In fact, home-based elder care remains the most common choice for the majority of elderly in China and also the most challenging area to develop deeply. To address this, China Pacific has launched the “Bai Sui Ju” brand for home elder care. Ma Xin believes that the birth of “Bai Sui Ju” precisely solves three major pain points: first, safety detection (assistive device protection, risk alerts, three-level response); second, medical assistance (online consultation, offline accompaniment, priority medical channels); third, caregiving services (in-hospital nursing, post-hospital rehabilitation, on-demand home visits).

He revealed that the next step is to accelerate the construction of front-end family clinics, using elder care managers as a link to achieve seamless cross-scenario services, and to build a full-scene elder care service network for both home and outdoor settings.

Beyond home elder care, in the medical chain, rehabilitation is often overlooked. The reporter learned that China Pacific is filling this gap through the “Yuan Shen Rehabilitation” brand. “Currently, we have projects in Xiamen, Jinan, and Guangzhou, with a total planned capacity of about 1,100 beds. The rehabilitation hospitals in Xiamen and Jinan are already operational,” Ma Xin added.

Regarding the core carrier of AI technology in China Pacific’s wellness ecosystem—Taiyi Butler—Ma Xin emphasized: “AI is not about replacing doctors but enabling doctors to focus their energy on the most valuable judgments and communication.” Currently, Taiyi Butler has built 11 intelligent modules around pre-diagnosis, diagnosis, and post-diagnosis scenarios, fully empowering diagnostic accuracy and doctor efficiency.

Ma Xin stated that in the next phase, China Pacific will deepen the integration of services and core businesses around three major scenarios: customer development, product innovation, and operational cost control, creating a virtuous cycle of “service embedded in scenarios and scenarios feeding back into core businesses.”

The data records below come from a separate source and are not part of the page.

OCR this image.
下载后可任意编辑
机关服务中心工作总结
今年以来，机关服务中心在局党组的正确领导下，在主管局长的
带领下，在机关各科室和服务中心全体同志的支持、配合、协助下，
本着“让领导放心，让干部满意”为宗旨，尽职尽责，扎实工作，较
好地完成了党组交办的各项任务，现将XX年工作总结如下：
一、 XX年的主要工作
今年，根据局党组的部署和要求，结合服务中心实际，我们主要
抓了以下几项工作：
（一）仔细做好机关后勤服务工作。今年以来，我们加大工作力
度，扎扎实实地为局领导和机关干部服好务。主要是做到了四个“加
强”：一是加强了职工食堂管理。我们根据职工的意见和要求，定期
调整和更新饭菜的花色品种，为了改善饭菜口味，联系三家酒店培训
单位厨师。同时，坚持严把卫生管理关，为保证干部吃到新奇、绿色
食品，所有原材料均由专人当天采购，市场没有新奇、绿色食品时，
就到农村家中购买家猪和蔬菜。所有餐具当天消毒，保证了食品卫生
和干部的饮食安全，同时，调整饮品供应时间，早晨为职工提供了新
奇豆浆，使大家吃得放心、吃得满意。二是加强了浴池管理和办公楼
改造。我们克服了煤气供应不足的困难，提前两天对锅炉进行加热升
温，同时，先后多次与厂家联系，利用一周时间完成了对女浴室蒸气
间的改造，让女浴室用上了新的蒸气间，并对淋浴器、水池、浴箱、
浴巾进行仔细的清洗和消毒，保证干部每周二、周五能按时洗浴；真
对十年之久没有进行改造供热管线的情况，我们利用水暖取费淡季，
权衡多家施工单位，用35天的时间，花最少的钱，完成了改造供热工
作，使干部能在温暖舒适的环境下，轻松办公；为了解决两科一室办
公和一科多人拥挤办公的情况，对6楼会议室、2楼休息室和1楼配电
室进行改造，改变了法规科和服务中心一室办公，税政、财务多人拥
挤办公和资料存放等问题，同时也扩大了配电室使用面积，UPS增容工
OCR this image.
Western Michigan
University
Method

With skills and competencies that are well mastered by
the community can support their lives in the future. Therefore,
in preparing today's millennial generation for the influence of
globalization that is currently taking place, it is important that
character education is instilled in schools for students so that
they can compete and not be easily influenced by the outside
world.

From “Big Health” to “Big Wellness,” China Pacific is attempting to build an ecosystem integrating insurance, investment, services, and technology. However, whether this path can succeed still faces a series of challenges, including profit models for long-term care insurance, cost control for home elder care, and AI application issues. In response, Ma Xin emphasized: “Strategic focus is our original intention; strategic upgrading is a new situation. We will deepen the ‘Big Wellness’ strategy and deliver a solid answer sheet for Pacific in the silver age.”